Grabb continued: "This work was developed with input from mental health professionals, including psychiatrists and psychologists with expertise in suicide prevention, self-harm, and forensic psychology.

"Their insight helped inform how ChatGPT should recognize warning signs that may emerge over the course of a conversation, and how it should use limited, safety-relevant context when responding."

OpenAI reports stronger safe-response performance

OpenAI says internal evaluations showed improvements in how ChatGPT responds when risk becomes clearer over time.

In long single-conversation scenarios, the company says safe-response performance improved by 50 percent in suicide and self-harm cases, and by 16 percent in harm-to-others cases. OpenAI says this means the model was more likely to recognize when earlier parts of a conversation changed the meaning of a later request.
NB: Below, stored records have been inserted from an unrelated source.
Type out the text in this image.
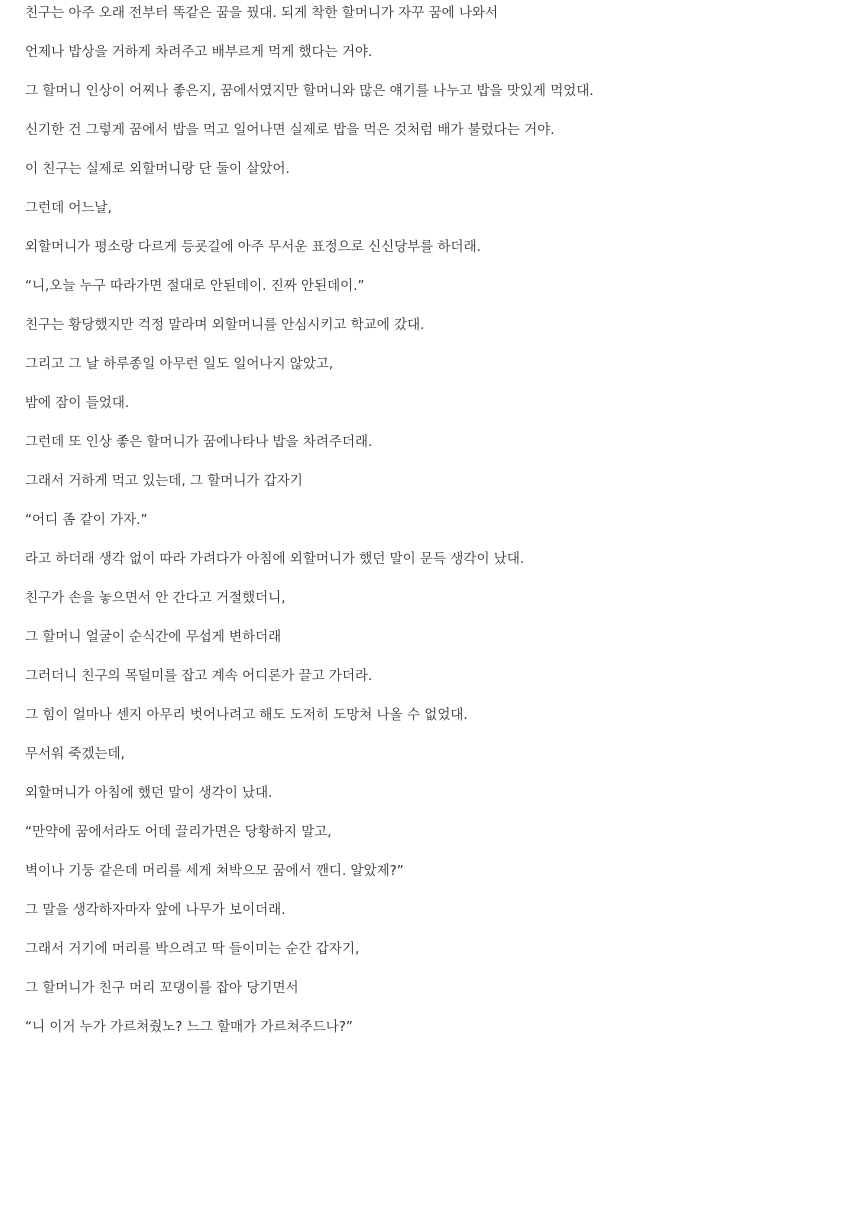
친구는 아주 오래 전부터 똑같은 꿈을 꿨대. 되게 착한 할머니가 자꾸 꿈에 나와서
언제나 밥상을 거하게 차려주고 배부르게 먹게 했다는 거야.
그 할머니 인상이 어찌나 좋은지, 꿈에서였지만 할머니와 많은 얘기를 나누고 밥을 맛있게 먹었대.
신기한 건 그렇게 꿈에서 밥을 먹고 일어나면 실제로 밥을 먹은 것처럼 배가 불렀다는 거야.
이 친구는 실제로 외할머니랑 단 둘이 살았어.
그런데 어느날,
외할머니가 평소랑 다르게 등굣길에 아주 무서운 표정으로 신신당부를 하더래.
“니,오늘 누구 따라가면 절대로 안된데이. 진짜 안된데이.”
친구는 황당했지만 걱정 말라며 외할머니를 안심시키고 학교에 갔대.
그리고 그 날 하루종일 아무런 일도 일어나지 않았고,
밤에 잠이 들었대.
그런데 또 인상 좋은 할머니가 꿈에나타나 밥을 차려주더래.
그래서 거하게 먹고 있는데, 그 할머니가 갑자기
“어디 좀 같이 가자.”
라고 하더래 생각 없이 따라 가려다가 아침에 외할머니가 했던 말이 문득 생각이 났대.
친구가 손을 놓으면서 안 간다고 거절했더니,
그 할머니 얼굴이 순식간에 무섭게 변하더래
그러더니 친구의 목덜미를 잡고 계속 어디론가 끌고 가더라.
그 힘이 얼마나 센지 아무리 벗어나려고 해도 도저히 도망쳐 나올 수 없었대.
무서워 죽겠는데,
외할머니가 아침에 했던 말이 생각이 났대.
“만약에 꿈에서라도 어데 끌리가면은 당황하지 말고,
벽이나 기둥 같은데 머리를 세게 쳐박으모 꿈에서 깬디. 알았제?”
그 말을 생각하자마자 앞에 나무가 보이더래.
그래서 거기에 머리를 박으려고 딱 들이미는 순간 갑자기,
그 할머니가 친구 머리 꼬댕이를 잡아 당기면서
“니 이거 누가 가르쳐줬노? 느그 할매가 가르쳐주드나?”
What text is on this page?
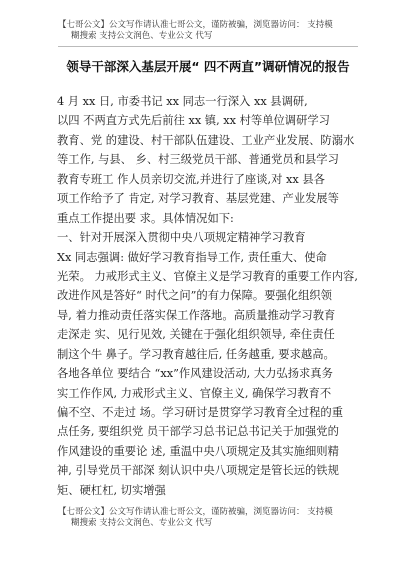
【七哥公文】公文写作请认准七哥公文，谨防被骗，浏览器访问： 支持模
糊搜索 支持公文润色、专业公文 代写
领导干部深入基层开展“ 四不两直”调研情况的报告
4 月 xx 日, 市委书记 xx 同志一行深入 xx 县调研,
以四 不两直方式先后前往 xx 镇, xx 村等单位调研学习
教育、党 的建设、村干部队伍建设、工业产业发展、防溺水
等工作, 与县、 乡、村三级党员干部、普通党员和县学习
教育专班工 作人员亲切交流,并进行了座谈,对 xx 县各
项工作给予了 肯定, 对学习教育、基层党建、产业发展等
重点工作提出要 求。具体情况如下:
一、针对开展深入贯彻中央八项规定精神学习教育
Xx 同志强调: 做好学习教育指导工作, 责任重大、使命
光荣。 力戒形式主义、官僚主义是学习教育的重要工作内容,
改进作风是答好“ 时代之问”的有力保障。要强化组织领
导, 着力推动责任落实保工作落地。高质量推动学习教育
走深走 实、见行见效, 关键在于强化组织领导, 牵住责任
制这个牛 鼻子。学习教育越往后, 任务越重, 要求越高。
各地各单位 要结合 “xx”作风建设活动, 大力弘扬求真务
实工作作风, 力戒形式主义、官僚主义, 确保学习教育不
偏不空、不走过 场。学习研讨是贯穿学习教育全过程的重
点任务, 要组织党 员干部学习总书记总书记关于加强党的
作风建设的重要论 述, 重温中央八项规定及其实施细则精
神, 引导党员干部深 刻认识中央八项规定是管长远的铁规
矩、硬杠杠, 切实增强
【七哥公文】公文写作请认准七哥公文，谨防被骗，浏览器访问： 支持模
糊搜索 支持公文润色、专业公文 代写
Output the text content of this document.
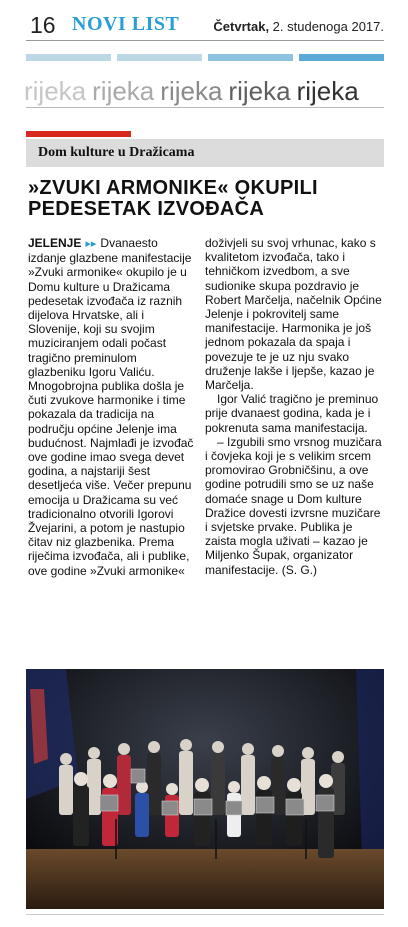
16 NOVI LIST	Četvrtak, 2. studenoga 2017.
rijeka rijeka rijeka rijeka rijeka
Dom kulture u Dražicama
»ZVUKI ARMONIKE« OKUPILI
PEDESETAK IZVOĐAČA

JELENJE ▸▸ Dvanaesto izdanje glazbene manifestacije »Zvuki armonike« okupilo je u Domu kulture u Dražicama pedesetak izvođača iz raznih dijelova Hrvatske, ali i Slovenije, koji su svojim muziciranjem odali počast tragično preminulom glazbeniku Igoru Valiću. Mnogobrojna publika došla je čuti zvukove harmonike i time pokazala da tradicija na području općine Jelenje ima budućnost. Najmlađi je izvođač ove godine imao svega devet godina, a najstariji šest desetljeća više. Večer prepunu emocija u Dražicama su već tradicionalno otvorili Igorovi Žvejarini, a potom je nastupio čitav niz glazbenika. Prema riječima izvođača, ali i publike, ove godine »Zvuki armonike«

doživjeli su svoj vrhunac, kako s kvalitetom izvođača, tako i tehničkom izvedbom, a sve sudionike skupa pozdravio je Robert Marčelja, načelnik Općine Jelenje i pokrovitelj same manifestacije. Harmonika je još jednom pokazala da spaja i povezuje te je uz nju svako druženje lakše i ljepše, kazao je Marčelja.

Igor Valić tragično je preminuo prije dvanaest godina, kada je i pokrenuta sama manifestacija.

– Izgubili smo vrsnog muzičara i čovjeka koji je s velikim srcem promovirao Grobničšinu, a ove godine potrudili smo se uz naše domaće snage u Dom kulture Dražice dovesti izvrsne muzičare i svjetske prvake. Publika je zaista mogla uživati – kazao je Miljenko Šupak, organizator manifestacije. (S. G.)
The company also tested performance across multiple conversations and models. On GPT-5.5 Instant, which OpenAI describes as the current default model in ChatGPT, safe-response performance improved by 52 percent in harm-to-others cases and by 39 percent in suicide and self-harm cases.

OpenAI also evaluated the safety summaries themselves across more than 4,000 assessments. The summaries received an average safety relevance score of 4.93 out of five and a factuality score of 4.34 out of five.

The company says it tested whether adding safety context affected ordinary conversations and found responses remained broadly comparable, with no meaningful user preference between responses with or without safety summaries.

Sensitive AI use remains under scrutiny

The update comes as schools, colleges, universities, and families continue to assess how AI tools should be used in settings where users may raise personal, emotional, or safeguarding-related issues.

For education providers, the announcement adds another layer to the wider conversation around AI in education, where adoption is moving faster than many policies around student wellbeing, safeguarding, and responsible use.

OpenAI says the work currently focuses on self-harm and harm-to-others scenarios. It says it may explore similar methods in other high-risk areas, including biology or cyber safety, with safeguards in place.

Grabb wrote: "This is hard, ongoing work. No system will be perfect. But helping AI better recognize when context matters is an important step toward building systems that are useful in everyday moments and take additional care in the moments that matter most."

Anyone in the United States experiencing emotional distress or thoughts of suicide can call or text the 988 Suicide & Crisis Lifeline on 988 for free, 24/7 support. Anyone in the UK or Ireland can contact Samaritans for free on 116 123, 24 hours a day. In an immediate emergency, call local emergency services.